Os meus factos são melhores que os teus...
Sem factos não temos Ciência, nem História, nem base sobre a qual construir políticas públicas.”
Regressei recentemente à Universidade e ao ensino e fui sendo avisado, por pessoas que conheço e que partilham da mesma arte, que muitas coisas tinham mudado desde a última vez que tive o gosto de estar numa sala de aulas cheia de estudantes. De vários, o aviso mais repetido é o impacto das redes sociais na divulgação de “factos alternativos” ou, por outras palavras, de mentiras.
“Toda a gente tem direito à sua própria opinião, mas não têm direito as seus próprios factos”, disse em 1983 Daniel Patrick Moynihan, que entre 1969 e 2001 foi conselheiro de quatro presidentes americanos, embaixador dos Estados Unidos na Índia e senador. Podemos (e acontece constantemente) discordar sobre as causas, os impactos e as consequências de determinados factos. Podemos até concordar que a informação que temos sobre determinado facto é incompleta. Mas não devemos inventar “factos” para justificar o que dizemos ou pensamos.
E, no entanto, somos todos os dias bombardeados com estatísticas erradas, relações causa-efeito inexistentes, leituras da realidade que pouco têm a ver com o que aconteceu. E quem tem a sanidade (e temeridade) de aceitar criticamente os factos pelos factos, é olhado com benevolência ou até com desprezo: “Ah! Tu acreditas nisso... pois... mas olha que não é assim!” seguindo-se uma teoria da conspiração sobre a Terra ser plana, a Humanidade nunca ter chegado à lua ou outras fantasias quaisquer, acompanhada sempre por avisos graves em relação aos misteriosos e sempre poderosos “eles” que não querem que saibamos a “verdade”.
Se as mentiras e as teorias da conspiração se limitassem a coisas ridículas ou inconsequentes até nos poderíamos divertir. Quando alguém nos tentasse convencer de que uma nave espacial tripulada não chegou, nem partiu da Lua em 1969, poderíamos abrir os olhos de espanto e dizer com ar misterioso “vejo que acreditas na Lua...”. Mas, infelizmente, as mentiras que passam por serem verdades não se limitam a serem anedotas.
Sem factos não temos Ciência, nem História, nem base sobre a qual construir políticas públicas.
E os resultados podem ser gravíssimos. Quem negou a pandemia poderá ter contribuído para espalhar o vírus. Quem recusa os planos de vacinação poderá ajudar ao surgimento de doenças que prejudiquem outras pessoas. Quem inventa estatística e correlações entre imigrantes e violência alimenta descriminações e racismo. Quem nega as alterações climáticas contribui para a destruição do equilíbrio do ecossistema que permite a vida na Terra.
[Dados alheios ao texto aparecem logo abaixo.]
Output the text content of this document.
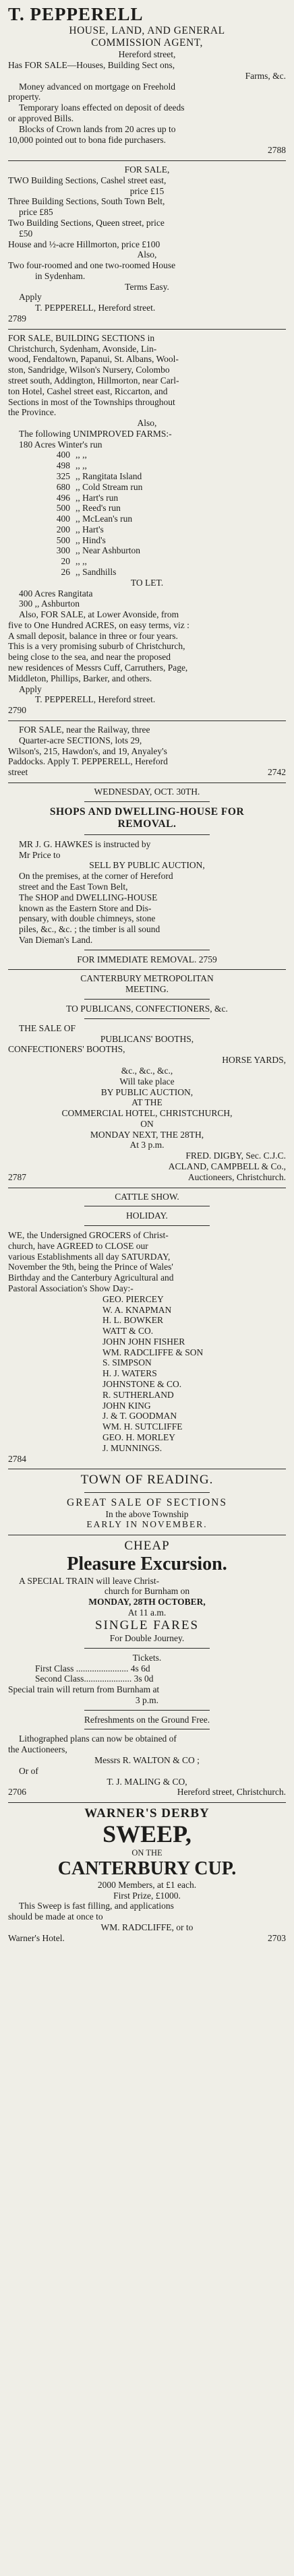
T. PEPPERELL
HOUSE, LAND, AND GENERAL
COMMISSION AGENT,
Hereford street,
Has FOR SALE—Houses, Building Sect ons,
Farms, &c.
Money advanced on mortgage on Freehold
property.
Temporary loans effected on deposit of deeds
or approved Bills.
Blocks of Crown lands from 20 acres up to
10,000 pointed out to bona fide purchasers.
2788
FOR SALE,
TWO Building Sections, Cashel street east,
price £15
Three Building Sections, South Town Belt,
price £85
Two Building Sections, Queen street, price
£50
House and ½-acre Hillmorton, price £100
Also,
Two four-roomed and one two-roomed House
in Sydenham.
Terms Easy.
Apply
T. PEPPERELL, Hereford street.
2789
FOR SALE, BUILDING SECTIONS in
Christchurch, Sydenham, Avonside, Lin-
wood, Fendaltown, Papanui, St. Albans, Wool-
ston, Sandridge, Wilson's Nursery, Colombo
street south, Addington, Hillmorton, near Carl-
ton Hotel, Cashel street east, Riccarton, and
Sections in most of the Townships throughout
the Province.
Also,
The following UNIMPROVED FARMS:-
180 Acres Winter's run
400 ,, ,,
498 ,, ,,
325 ,, Rangitata Island
680 ,, Cold Stream run
496 ,, Hart's run
500 ,, Reed's run
400 ,, McLean's run
200 ,, Hart's
500 ,, Hind's
300 ,, Near Ashburton
20 ,, ,,
26 ,, Sandhills
TO LET.
400 Acres Rangitata
300 ,, Ashburton
Also, FOR SALE, at Lower Avonside, from
five to One Hundred ACRES, on easy terms, viz :
A small deposit, balance in three or four years.
This is a very promising suburb of Christchurch,
being close to the sea, and near the proposed
new residences of Messrs Cuff, Carruthers, Page,
Middleton, Phillips, Barker, and others.
Apply
T. PEPPERELL, Hereford street.
2790
FOR SALE, near the Railway, three
Quarter-acre SECTIONS, lots 29,
Wilson's, 215, Hawdon's, and 19, Anyaley's
Paddocks. Apply T. PEPPERELL, Hereford
street	2742
WEDNESDAY, OCT. 30TH.
SHOPS AND DWELLING-HOUSE FOR
REMOVAL.
MR J. G. HAWKES is instructed by
Mr Price to
SELL BY PUBLIC AUCTION,
On the premises, at the corner of Hereford
street and the East Town Belt,
The SHOP and DWELLING-HOUSE
known as the Eastern Store and Dis-
pensary, with double chimneys, stone
piles, &c., &c. ; the timber is all sound
Van Dieman's Land.
FOR IMMEDIATE REMOVAL. 2759
CANTERBURY METROPOLITAN
MEETING.
TO PUBLICANS, CONFECTIONERS, &c.
THE SALE OF
PUBLICANS' BOOTHS,
CONFECTIONERS' BOOTHS,
HORSE YARDS,
&c., &c., &c.,
Will take place
BY PUBLIC AUCTION,
AT THE
COMMERCIAL HOTEL, CHRISTCHURCH,
ON
MONDAY NEXT, THE 28TH,
At 3 p.m.
FRED. DIGBY, Sec. C.J.C.
ACLAND, CAMPBELL & Co.,
2787	Auctioneers, Christchurch.
CATTLE SHOW.
HOLIDAY.
WE, the Undersigned GROCERS of Christ-
church, have AGREED to CLOSE our
various Establishments all day SATURDAY,
November the 9th, being the Prince of Wales'
Birthday and the Canterbury Agricultural and
Pastoral Association's Show Day:-
GEO. PIERCEY
W. A. KNAPMAN
H. L. BOWKER
WATT & CO.
JOHN JOHN FISHER
WM. RADCLIFFE & SON
S. SIMPSON
H. J. WATERS
JOHNSTONE & CO.
R. SUTHERLAND
JOHN KING
J. & T. GOODMAN
WM. H. SUTCLIFFE
GEO. H. MORLEY
J. MUNNINGS.
2784
TOWN OF READING.
GREAT SALE OF SECTIONS
In the above Township
EARLY IN NOVEMBER.
CHEAP
Pleasure Excursion.
A SPECIAL TRAIN will leave Christ-
church for Burnham on
MONDAY, 28TH OCTOBER,
At 11 a.m.
SINGLE FARES
For Double Journey.
Tickets.
First Class ....................... 4s 6d
Second Class..................... 3s 0d
Special train will return from Burnham at
3 p.m.
Refreshments on the Ground Free.
Lithographed plans can now be obtained of
the Auctioneers,
Messrs R. WALTON & CO ;
Or of
T. J. MALING & CO,
2706	Hereford street, Christchurch.
WARNER'S DERBY
SWEEP,
ON THE
CANTERBURY CUP.
2000 Members, at £1 each.
First Prize, £1000.
This Sweep is fast filling, and applications
should be made at once to
WM. RADCLIFFE, or to
Warner's Hotel.	2703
Dirão alguns: como é que sabemos que a Ciência que conhecemos é real? A resposta é simples: a Ciência, feita com método, repetição, escrutínio e transparência, traduz o melhor do nosso conhecimento sobre os factos. E a Ciência, que não está preocupada com as teorias da conspiração, por ser Ciência, testa hipóteses, não se acomoda e está sempre em evolução. Sem factos e sem a Ciência que os explica, não temos a base que nos permite ter uma conversa sensata e ponderada sobre as opções que estão sobre a mesa. E sem essa conversa nacional, não temos mecanismos para dar resposta aos problemas que nos afetam e afligem coletivamente e não temos bases para as decisões legítimas em que construímos as nossas democracias.
Na semana em que celebramos 50 anos de liberdade e democracia muito ganharíamos se conseguíssemos concordar que os factos são, de facto, factos. E o resto são teorias, não-científicas, mas de conspirações.